Residents of a small farming community in eastern Colorado have been warned to avoid drinking the town’s water after THC, the psychoactive agent in marijuana, was found in one of its feeder wells, authorities said on Thursday.
A public works employee in Hugo, a town of about 800 people 90 miles southeast of Denver, detected the chemical and health officials believe it is “marijuana THC-related,” the Lincoln County Sheriff’s Office said in a Facebook posting.
“At this time, investigators are assessing the situation with state and federal authorities,” the sheriff’s office said. “Bathroom usage is still safe, but until more information is known to us, out of an abundance of caution, avoid drinking Town of Hugo water.”

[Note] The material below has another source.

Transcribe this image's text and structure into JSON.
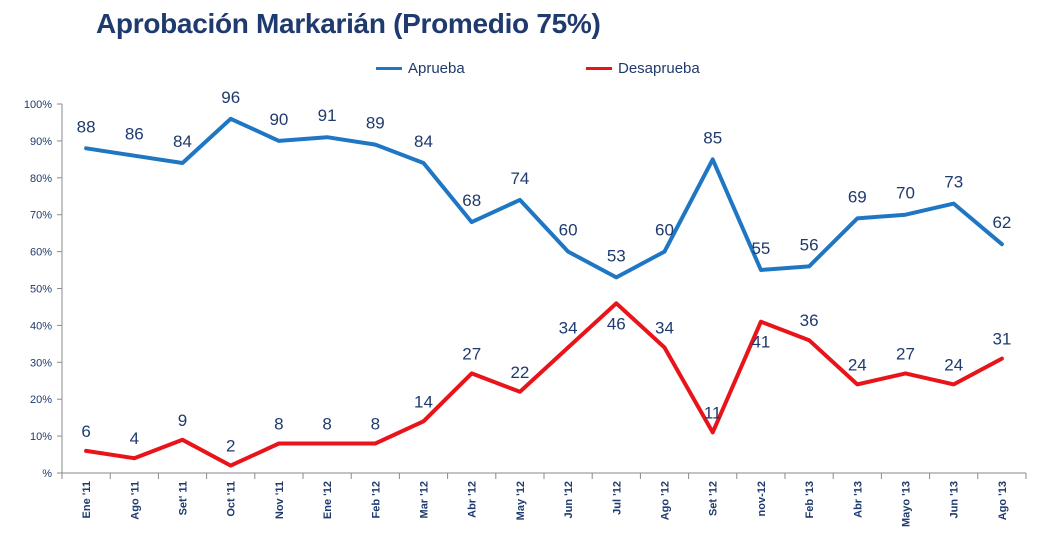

Susan Kelly, the county’s public health director, said there were no reports of anyone falling ill or otherwise being affected by the tainted water.
Colorado allows both medical and recreational marijuana use. But it was unclear how THC got into the water, as there are no legal marijuana cultivation sites or dispensaries in the area, according to the Colorado Department of Revenue, which regulates the state’s cannabis industry.
Captain Michael Yowell of the sheriff’s office said there was evidence that the well was tampered with, and that the FBI and Colorado Bureau of Investigation have joined the probe.
The initial screening was done with a “field testing kit,” Yowell told reporters, and the state health department would conduct more through testing. The level of contamination detected was not specified.
The Lincoln County health department said in an alert that residents should avoid drinking, cooking or bathing with the town’s water for at least 48 hours.
“The contaminated well has been identified and shut down and the lines are being flushed,” the alert said. “Fresh water will be coming into town for the public as soon as possible.”
Peter Perrone, a chemist and owner of the state-licensed cannabis testing facility, Gobi Analytical in suburban Denver, said he was skeptical of the reports.
“It’s virtually impossible to find THC in water in concentrated levels because cannabinoids are not water soluble,” Perrone told Reuters in a telephone interview.
Yowell said he understands that some are questioning how THC could be found in the water, but that does not explain why the tests came up positive for the chemical.
“I wouldn’t be doing my job for the community if we just wrote this off,” he said.